I know exactly where you’re coming from. In my youth I was 6-3 1/2 and about 255 - ripped to ribbons. Huge hands, huge feet - no huge meat (6.5 x 5.2). I got the same reactions from women - they’d look at my body size & muscles, my big hands & feet and would say things like, “Mmmmmmmm, I bet you have quite a treat for the women!” etc., etc.

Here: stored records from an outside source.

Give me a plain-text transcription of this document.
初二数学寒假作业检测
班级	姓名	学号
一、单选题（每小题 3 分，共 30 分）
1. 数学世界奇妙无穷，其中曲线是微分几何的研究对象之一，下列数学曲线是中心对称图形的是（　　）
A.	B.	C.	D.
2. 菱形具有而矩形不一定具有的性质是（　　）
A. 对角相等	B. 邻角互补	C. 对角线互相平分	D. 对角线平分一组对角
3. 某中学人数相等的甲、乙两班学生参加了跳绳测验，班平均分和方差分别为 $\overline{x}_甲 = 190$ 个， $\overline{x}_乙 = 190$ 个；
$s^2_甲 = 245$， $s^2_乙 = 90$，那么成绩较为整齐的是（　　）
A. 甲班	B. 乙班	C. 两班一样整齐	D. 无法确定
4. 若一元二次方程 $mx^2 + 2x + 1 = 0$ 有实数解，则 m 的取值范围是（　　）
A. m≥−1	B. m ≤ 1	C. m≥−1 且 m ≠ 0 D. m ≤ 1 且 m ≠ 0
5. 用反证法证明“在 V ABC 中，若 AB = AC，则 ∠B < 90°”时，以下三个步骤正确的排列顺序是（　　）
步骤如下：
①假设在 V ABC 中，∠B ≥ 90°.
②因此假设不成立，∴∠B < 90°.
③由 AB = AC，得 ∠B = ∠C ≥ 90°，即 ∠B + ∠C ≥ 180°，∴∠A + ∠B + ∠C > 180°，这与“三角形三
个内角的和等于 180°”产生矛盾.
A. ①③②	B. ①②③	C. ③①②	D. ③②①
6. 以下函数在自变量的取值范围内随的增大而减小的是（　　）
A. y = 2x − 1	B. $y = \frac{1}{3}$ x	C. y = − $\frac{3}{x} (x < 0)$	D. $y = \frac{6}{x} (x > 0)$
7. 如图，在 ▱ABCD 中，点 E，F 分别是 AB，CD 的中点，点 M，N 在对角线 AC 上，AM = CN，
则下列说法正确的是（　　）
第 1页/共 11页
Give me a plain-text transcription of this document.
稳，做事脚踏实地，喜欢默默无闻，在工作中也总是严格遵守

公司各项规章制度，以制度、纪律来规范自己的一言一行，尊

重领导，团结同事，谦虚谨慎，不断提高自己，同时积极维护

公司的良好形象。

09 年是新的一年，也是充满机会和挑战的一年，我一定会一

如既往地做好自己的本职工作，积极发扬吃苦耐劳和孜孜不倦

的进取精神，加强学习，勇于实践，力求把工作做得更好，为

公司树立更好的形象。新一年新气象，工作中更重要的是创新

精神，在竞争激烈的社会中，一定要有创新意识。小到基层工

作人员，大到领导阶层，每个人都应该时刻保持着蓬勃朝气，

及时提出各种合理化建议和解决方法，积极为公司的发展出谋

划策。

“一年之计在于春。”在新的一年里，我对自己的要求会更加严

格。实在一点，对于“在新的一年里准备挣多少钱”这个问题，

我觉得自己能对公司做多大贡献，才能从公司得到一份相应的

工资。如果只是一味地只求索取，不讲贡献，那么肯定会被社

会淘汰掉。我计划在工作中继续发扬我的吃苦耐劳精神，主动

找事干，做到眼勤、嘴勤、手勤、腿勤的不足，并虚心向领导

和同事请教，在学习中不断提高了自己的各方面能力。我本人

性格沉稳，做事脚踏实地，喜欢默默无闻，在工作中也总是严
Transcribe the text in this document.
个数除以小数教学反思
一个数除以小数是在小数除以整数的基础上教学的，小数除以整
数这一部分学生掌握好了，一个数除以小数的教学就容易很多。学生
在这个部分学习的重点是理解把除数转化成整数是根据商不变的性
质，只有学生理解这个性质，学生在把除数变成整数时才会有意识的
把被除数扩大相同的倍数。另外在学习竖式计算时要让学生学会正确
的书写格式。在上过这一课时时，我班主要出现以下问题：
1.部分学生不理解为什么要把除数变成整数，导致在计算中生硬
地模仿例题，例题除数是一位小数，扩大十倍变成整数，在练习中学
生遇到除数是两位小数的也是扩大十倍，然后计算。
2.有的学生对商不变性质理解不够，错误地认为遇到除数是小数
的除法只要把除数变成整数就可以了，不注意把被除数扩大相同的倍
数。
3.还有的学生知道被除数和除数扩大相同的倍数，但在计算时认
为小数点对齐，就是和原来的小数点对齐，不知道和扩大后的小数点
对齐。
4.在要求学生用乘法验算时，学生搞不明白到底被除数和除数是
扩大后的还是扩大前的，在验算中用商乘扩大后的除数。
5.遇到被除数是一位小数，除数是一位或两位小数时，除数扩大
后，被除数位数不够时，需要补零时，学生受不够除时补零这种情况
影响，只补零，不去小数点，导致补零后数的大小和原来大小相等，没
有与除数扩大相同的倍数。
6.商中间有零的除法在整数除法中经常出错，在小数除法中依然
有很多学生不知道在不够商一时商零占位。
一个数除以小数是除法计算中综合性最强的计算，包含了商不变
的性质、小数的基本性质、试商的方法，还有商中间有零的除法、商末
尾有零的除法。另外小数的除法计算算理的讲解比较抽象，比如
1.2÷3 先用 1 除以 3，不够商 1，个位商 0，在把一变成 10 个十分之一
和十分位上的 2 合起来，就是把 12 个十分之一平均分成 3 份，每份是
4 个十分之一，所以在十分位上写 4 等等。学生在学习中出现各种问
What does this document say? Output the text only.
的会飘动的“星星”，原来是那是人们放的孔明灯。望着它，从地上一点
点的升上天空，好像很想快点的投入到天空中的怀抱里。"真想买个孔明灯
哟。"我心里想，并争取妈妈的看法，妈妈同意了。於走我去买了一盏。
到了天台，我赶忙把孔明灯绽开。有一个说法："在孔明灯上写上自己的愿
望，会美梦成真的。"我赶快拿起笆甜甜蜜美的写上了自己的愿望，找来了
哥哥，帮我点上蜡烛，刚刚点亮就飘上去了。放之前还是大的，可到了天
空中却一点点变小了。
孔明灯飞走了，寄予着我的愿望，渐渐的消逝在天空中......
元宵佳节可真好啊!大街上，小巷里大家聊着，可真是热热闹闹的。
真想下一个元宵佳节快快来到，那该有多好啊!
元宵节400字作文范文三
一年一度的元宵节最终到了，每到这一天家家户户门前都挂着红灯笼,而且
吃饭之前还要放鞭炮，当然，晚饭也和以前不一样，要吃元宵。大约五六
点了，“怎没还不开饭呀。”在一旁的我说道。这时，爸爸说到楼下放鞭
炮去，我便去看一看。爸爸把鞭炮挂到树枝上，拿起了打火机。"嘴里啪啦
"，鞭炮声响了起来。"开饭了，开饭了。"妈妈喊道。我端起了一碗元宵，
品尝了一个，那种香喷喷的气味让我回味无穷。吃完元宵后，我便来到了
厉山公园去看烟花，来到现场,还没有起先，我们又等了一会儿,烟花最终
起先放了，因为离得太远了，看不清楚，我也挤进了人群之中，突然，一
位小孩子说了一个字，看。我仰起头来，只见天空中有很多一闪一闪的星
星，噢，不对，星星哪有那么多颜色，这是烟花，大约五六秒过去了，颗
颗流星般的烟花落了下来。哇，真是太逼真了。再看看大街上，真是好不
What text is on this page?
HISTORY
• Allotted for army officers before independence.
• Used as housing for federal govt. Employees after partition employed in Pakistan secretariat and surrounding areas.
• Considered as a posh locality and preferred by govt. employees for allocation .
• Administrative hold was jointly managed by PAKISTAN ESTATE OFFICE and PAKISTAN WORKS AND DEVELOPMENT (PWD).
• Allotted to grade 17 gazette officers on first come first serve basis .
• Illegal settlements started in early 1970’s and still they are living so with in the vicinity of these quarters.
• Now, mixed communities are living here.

I’d just think, “Oh shit.” :(
After coming here, I realized that a lot of guys would like to be 6.5 x 5.2 (especially pre-PE), but my dick looked like a french fry in my hand. To be honest, I liked the pussy (loved it, actually), and I had my fair share - but I could never quite shake the complex. And I clearly avoided the obvious “Size Queens.” But I could never shake the idea that many women suspected I’d be 8.5 - 9.5” or so, making my 6.5” seem hopelessly inadequate (despite the clearly good sex I’d enjoy - but that’s where our self-perception/body image distortion comes into play, psychologically).
I’m now 7.5 x 6+, but I’m still not happy (could be in part because I’m fat now, so I know I don’t have the body I used to - not by a long shot).
I think that 8.5” mild BP, would make me feel more comfortable.
Oooohhhh, but another inch, Horatio, another freakin’ inch.